Oracle CEO Larry Ellison also voiced high expectations for the new chip.
"By this time next year, that processor will run the Oracle database faster than any other processor. The way we're going to do it is by moving a lot of software onto silicon," Ellison said during his Sunday keynote.
At Monday's press conference, Toyoki declined to give a specific release date for the processor but said, by way of a translator, that it should be out "early next year."
Based on a 28-nanometer fabrication process, the Sparc64 X will be a 16-core processor that handles two threads per core, with a clock speed of up to 3.0 GHz.
Perhaps the most novel aspect of the processor is how it will be cooled by liquid, in a process the company calls "liquid loop cooling." In effect, each server will have a radiator, which pipes cool liquid to individual CPUs. The approach will cut down on the noise caused by individual fans and extend CPU life, as the components will not grow as hot in daily operation, the company claims.
Each chip will also get 512GB of DDR3 memory. Each core will have a Level 1 memory cache of 64KB (instruction cache) and 64KB (data cache), and each chip will have a Level 2 cache of 24MB. Fujitsu's high-speed interconnect technology will allow the CPUs to share data at a rate of up to 14.5Gbps.
The processors are being designed for use in 16-socket servers. Athena's basic "building block," as Toyoki called it, will consist of four processors and 2TB of memory. Multiple building blocks can be assembled into configurations of up to 16 CPUs with 8TB of memory.

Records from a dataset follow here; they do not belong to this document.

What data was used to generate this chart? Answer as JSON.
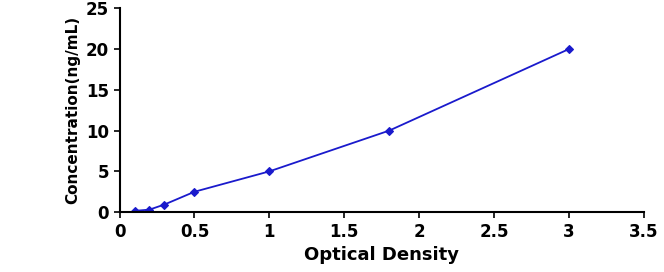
{
  "x_data": [
    0.1,
    0.2,
    0.3,
    0.5,
    1.0,
    1.8,
    3.0
  ],
  "y_data": [
    0.156,
    0.312,
    0.938,
    2.5,
    5.0,
    10.0,
    20.0
  ],
  "line_color": "#1a1acc",
  "marker": "D",
  "marker_size": 4,
  "marker_color": "#1a1acc",
  "xlabel": "Optical Density",
  "ylabel": "Concentration(ng/mL)",
  "xlim": [
    0,
    3.5
  ],
  "ylim": [
    0,
    25
  ],
  "xticks": [
    0,
    0.5,
    1.0,
    1.5,
    2.0,
    2.5,
    3.0,
    3.5
  ],
  "yticks": [
    0,
    5,
    10,
    15,
    20,
    25
  ],
  "xlabel_fontsize": 13,
  "ylabel_fontsize": 11,
  "tick_fontsize": 12,
  "background_color": "#ffffff",
  "line_width": 1.3
}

"We will be able to quickly grow a small system into a very large machine by adding more building blocks," Toyoki said.
The processor will feature some advanced processing capabilities, which Fujitsu describes as "software-on-chip" technologies that could speed the type of operations required by Oracle software. They include embedded decimal ALUs (Arithmetic Logic Units), and embedded encryption and decryption units to handle the latest encryption standards, namely AES, DES, 3DES, RSA and SHA.
The processor also borrows a methodology from the supercomputing space, namely the High Performance Computing Arithmetic Computational Extension (HPC-ACE), which provides a way of executing multiple instructions simultaneously, which should speed data fetching and compression and decompression speeds.